Trust commence comme un teen-movie estampillé Disney. Annie, 14 ans va au collège, vient de remporter les sélections de volley, et vit dans une famille « middle class » américaine tout ce qu’il y a de plus classique. Ses parents s’aiment, son grand frère fait craquer les filles les plus âgées du lycée et lui assure ainsi de rentrer dans le club fermé des filles populaires. Annie est amoureuse de Charlie, avec qui elle ne cesse de converser par sms ou via des chats. Le spectateur est d’ailleurs complice des messages qu’ils s’envoient, ceux-ci apparaissant à l’écran, comme dans LOL. Ainsi, petit à petit, il va devenir le témoin impuissant du piège qui se referme sur l’adolescente.
Après Hideo Nakata en 2010 avec l’excellent Chatroom, c’est à David Schwimmer (le Ross de Friends pour ceux qui l’auraient oublié) de sonder les méandres noirs des chats sur internet, et plus particulièrement ici ceux de la pédophilie et du viol modernes.
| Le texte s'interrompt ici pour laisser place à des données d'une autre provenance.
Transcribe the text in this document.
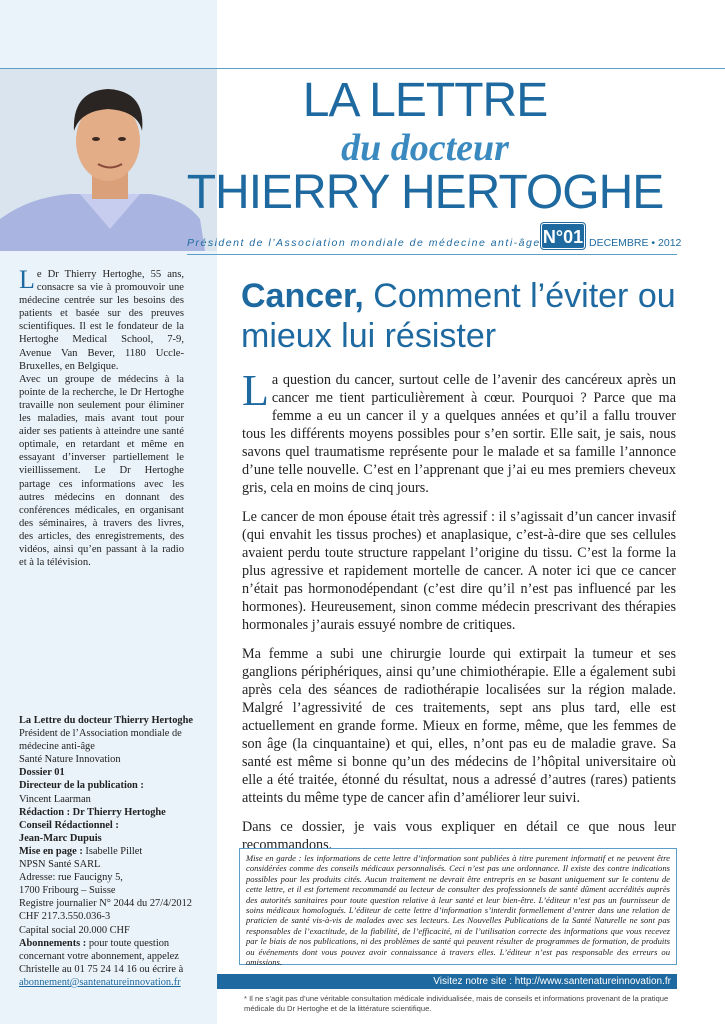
LA LETTRE
du docteur
THIERRY HERTOGHE
Président de l’Association mondiale de médecine anti-âge N°01 DECEMBRE • 2012
L e Dr Thierry Hertoghe, 55 ans, consacre sa vie à promouvoir une médecine centrée sur les besoins des patients et basée sur des preuves scientifiques. Il est le fondateur de la Hertoghe Medical School, 7-9, Avenue Van Bever, 1180 Uccle-Bruxelles, en Belgique.

Avec un groupe de médecins à la pointe de la recherche, le Dr Hertoghe travaille non seulement pour éliminer les maladies, mais avant tout pour aider ses patients à atteindre une santé optimale, en retardant et même en essayant d’inverser partiellement le vieillissement. Le Dr Hertoghe partage ces informations avec les autres médecins en donnant des conférences médicales, en organisant des séminaires, à travers des livres, des articles, des enregistrements, des vidéos, ainsi qu’en passant à la radio et à la télévision.

La Lettre du docteur Thierry Hertoghe
Président de l’Association mondiale de médecine anti-âge
Santé Nature Innovation
Dossier 01
Directeur de la publication :
Vincent Laarman
Rédaction : Dr Thierry Hertoghe
Conseil Rédactionnel :
Jean-Marc Dupuis
Mise en page : Isabelle Pillet
NPSN Santé SARL
Adresse: rue Faucigny 5,
1700 Fribourg – Suisse
Registre journalier N° 2044 du 27/4/2012
CHF 217.3.550.036-3
Capital social 20.000 CHF
Abonnements : pour toute question concernant votre abonnement, appelez Christelle au 01 75 24 14 16 ou écrire à
abonnement@santenatureinnovation.fr
Cancer, Comment l’éviter ou mieux lui résister

La question du cancer, surtout celle de l’avenir des cancéreux après un cancer me tient particulièrement à cœur. Pourquoi ? Parce que ma femme a eu un cancer il y a quelques années et qu’il a fallu trouver tous les différents moyens possibles pour s’en sortir. Elle sait, je sais, nous savons quel traumatisme représente pour le malade et sa famille l’annonce d’une telle nouvelle. C’est en l’apprenant que j’ai eu mes premiers cheveux gris, cela en moins de cinq jours.

Le cancer de mon épouse était très agressif : il s’agissait d’un cancer invasif (qui envahit les tissus proches) et anaplasique, c’est-à-dire que ses cellules avaient perdu toute structure rappelant l’origine du tissu. C’est la forme la plus agressive et rapidement mortelle de cancer. A noter ici que ce cancer n’était pas hormonodépendant (c’est dire qu’il n’est pas influencé par les hormones). Heureusement, sinon comme médecin prescrivant des thérapies hormonales j’aurais essuyé nombre de critiques.

Ma femme a subi une chirurgie lourde qui extirpait la tumeur et ses ganglions périphériques, ainsi qu’une chimiothérapie. Elle a également subi après cela des séances de radiothérapie localisées sur la région malade. Malgré l’agressivité de ces traitements, sept ans plus tard, elle est actuellement en grande forme. Mieux en forme, même, que les femmes de son âge (la cinquantaine) et qui, elles, n’ont pas eu de maladie grave. Sa santé est même si bonne qu’un des médecins de l’hôpital universitaire où elle a été traitée, étonné du résultat, nous a adressé d’autres (rares) patients atteints du même type de cancer afin d’améliorer leur suivi.

Dans ce dossier, je vais vous expliquer en détail ce que nous leur recommandons.

Mise en garde : les informations de cette lettre d’information sont publiées à titre purement informatif et ne peuvent être considérées comme des conseils médicaux personnalisés. Ceci n’est pas une ordonnance. Il existe des contre indications possibles pour les produits cités. Aucun traitement ne devrait être entrepris en se basant uniquement sur le contenu de cette lettre, et il est fortement recommandé au lecteur de consulter des professionnels de santé dûment accrédités auprès des autorités sanitaires pour toute question relative à leur santé et leur bien-être. L’éditeur n’est pas un fournisseur de soins médicaux homologués. L’éditeur de cette lettre d’information s’interdit formellement d’entrer dans une relation de praticien de santé vis-à-vis de malades avec ses lecteurs. Les Nouvelles Publications de la Santé Naturelle ne sont pas responsables de l’exactitude, de la fiabilité, de l’efficacité, ni de l’utilisation correcte des informations que vous recevez par le biais de nos publications, ni des problèmes de santé qui peuvent résulter de programmes de formation, de produits ou événements dont vous pouvez avoir connaissance à travers elles. L’éditeur n’est pas responsable des erreurs ou omissions.
Visitez notre site : http://www.santenatureinnovation.fr
* Il ne s’agit pas d’une véritable consultation médicale individualisée, mais de conseils et informations provenant de la pratique médicale du Dr Hertoghe et de la littérature scientifique.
Il opte cependant pour un style très différent. Là où Nakata privilégiait une hyperstylisation (qui ne desservait cependant absolument pas son propos), Schwimmer choisit une mise en scène très classique et réaliste. Mais son parti-pris est plutôt efficace. En filmant Trust comme n’importe quel teen-movie ou encore série américaine, il l’inscrit dans une banalité qui fait froid dans le dos. Personne n’est à l’abri, même pas la gentille famille hollywoodienne. Autre différence, Nakata explorait le pourquoi du comment, s’intéressait aux mécanismes de la manipulation. Schwimmer l’évoque, mais cela ne prend qu’une petite place dans le film. Il lui préfère « l’après », ou comment ce crime va faire voler en éclat l’équilibre familial, entre une fille toujours aveuglée par son amour, et un père qui le devient de plus en plus par la colère qu’il ne peut contenir.
Par le réalisme de ses situations et par la finesse d’écriture de ses personnages, interprétés par des comédiens irréprochables, Trust bouleverse, dérange, prend aux tripes, pour faire petit à petit sombrer le spectateur, aux confins de l’horreur, jusque dans son final, effrayant. S’il dénonce parfois (problème de la sécurité sur internet bien entendu, mais aussi fichage des délinquants sexuels américains laissé à la porté de tous…), Trust ne juge jamais, mais cherche surtout à bousculer le spectateur et à lui ouvrir les yeux, à grands coups de « C’est vrai et ça n’arrive pas qu’aux autres ».